The Bridge is not a good film. In many ways it is a dishonourable film. Andrew Pulver in The Guardian went as far as to call it possibly the most morally loathsome film ever made.
Apparently Steel got permission to film because he said he was wanting to celebrate the beauty of the Golden Gate bridge; something it does do, in terrible and horrific juxtaposition to the voyeurism it asks you to partake in as the camera witnesses people jumping from the bridge, following their journey down to the water 245 feet below.
The Bridge exemplifies just how impossible it is to pigeon-hole those who commit suicide.
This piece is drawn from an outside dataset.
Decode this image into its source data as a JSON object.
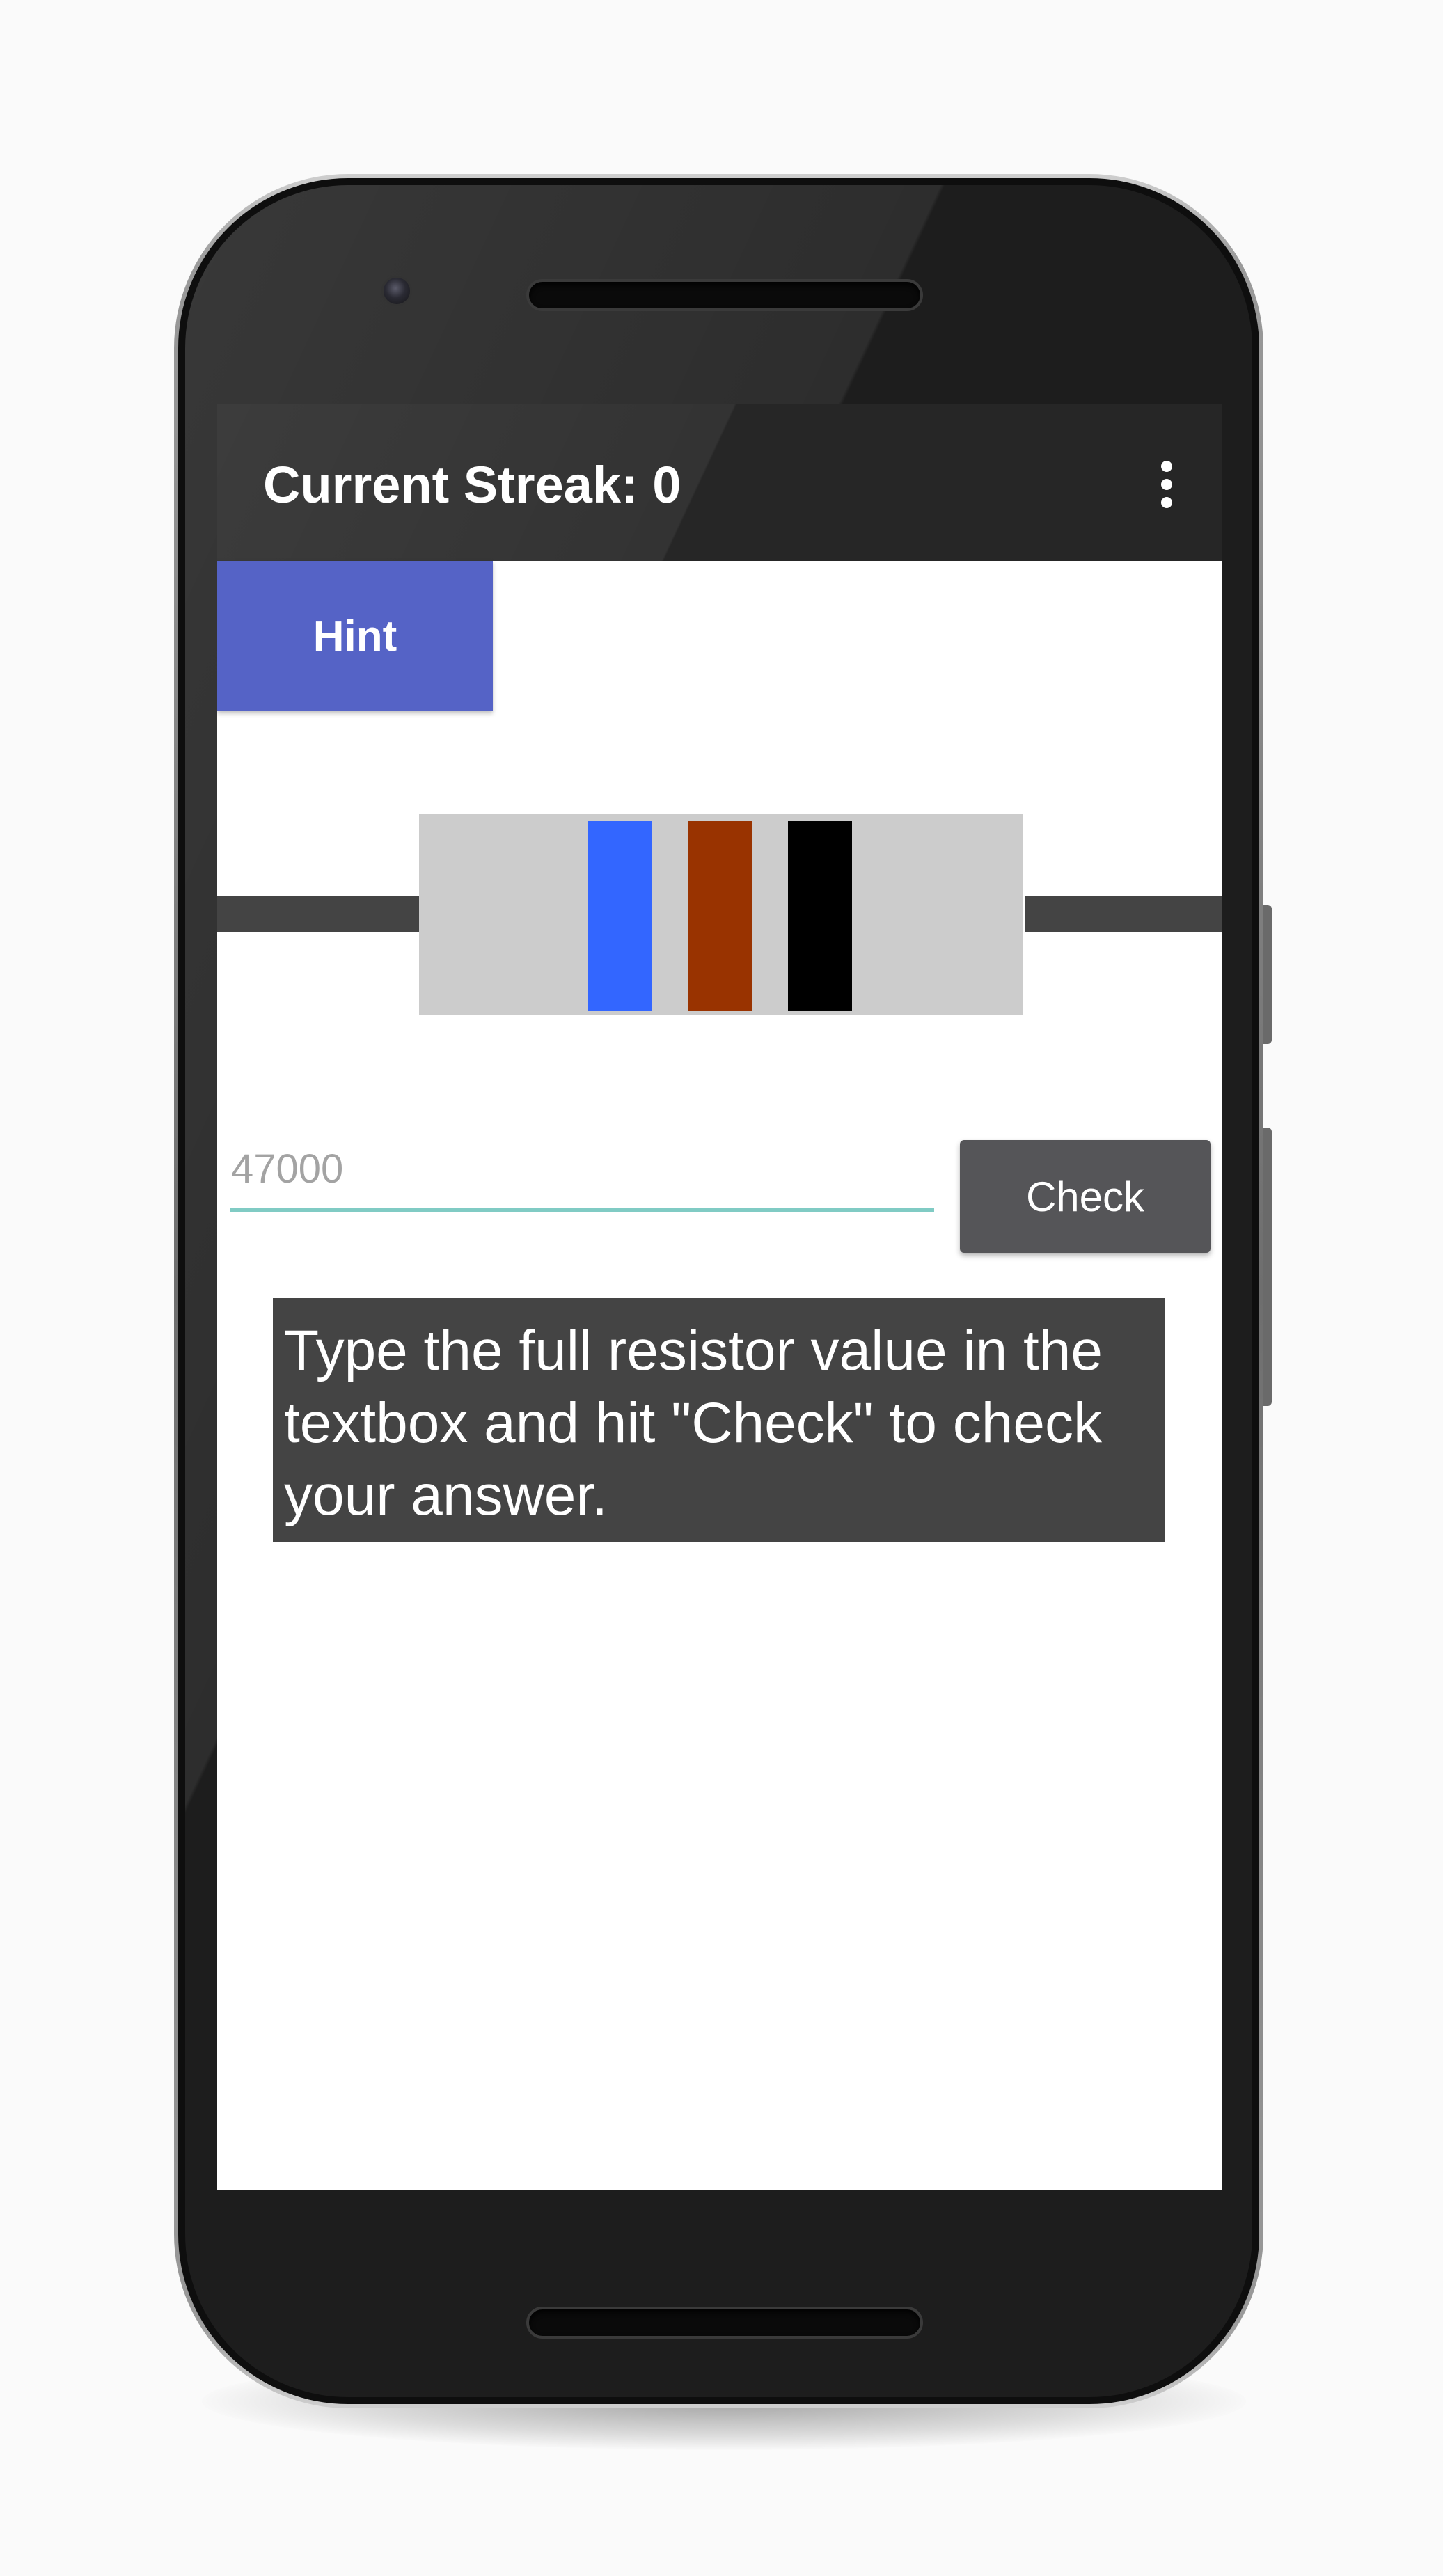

Yes, many if not most of the families interviewed revealed stories of loved ones with a history of mental health issues. But they range across class and creed coming from all backgrounds.
Gene Sprague is a case in point. His story is explored in detail throughout the film showing the young man as a charismatic individual with an extensive social life; someone who was clearly greatly loved.
The interviews throw into focus a depth of caring; extensive time, energy and effort gone into attempting to ensure his safety. But at the end of the day his friend Caroline Pressley concludes that for him suicide was sadly, a seemingly inevitable outcome, particularly following the death from cancer of his mother. “Why he chose the bridge? I don't know… Maybe he just wanted to fly one time,” she says with poetic simplicity.
There is a 2 per cent survival rate and one of those interviewed is a young man who talks about a tourist who asked him to take their picture just as he was about to jump. Nothing was said to dissuade him, but a seal in the water finds him and swims around his body to keep him afloat in time for him to be picked up by a rescue team.
Currently mental health is portrayed as the biggest fraud by the tabloid press. Perhaps because we understand the human mind least of all aspects of being human, it is easy to throw our hands up at the insanity of the society we’ve created for ourselves.
The Bridge throws into spotlight just how callous the world can be. Once seen, it can never be forgotten.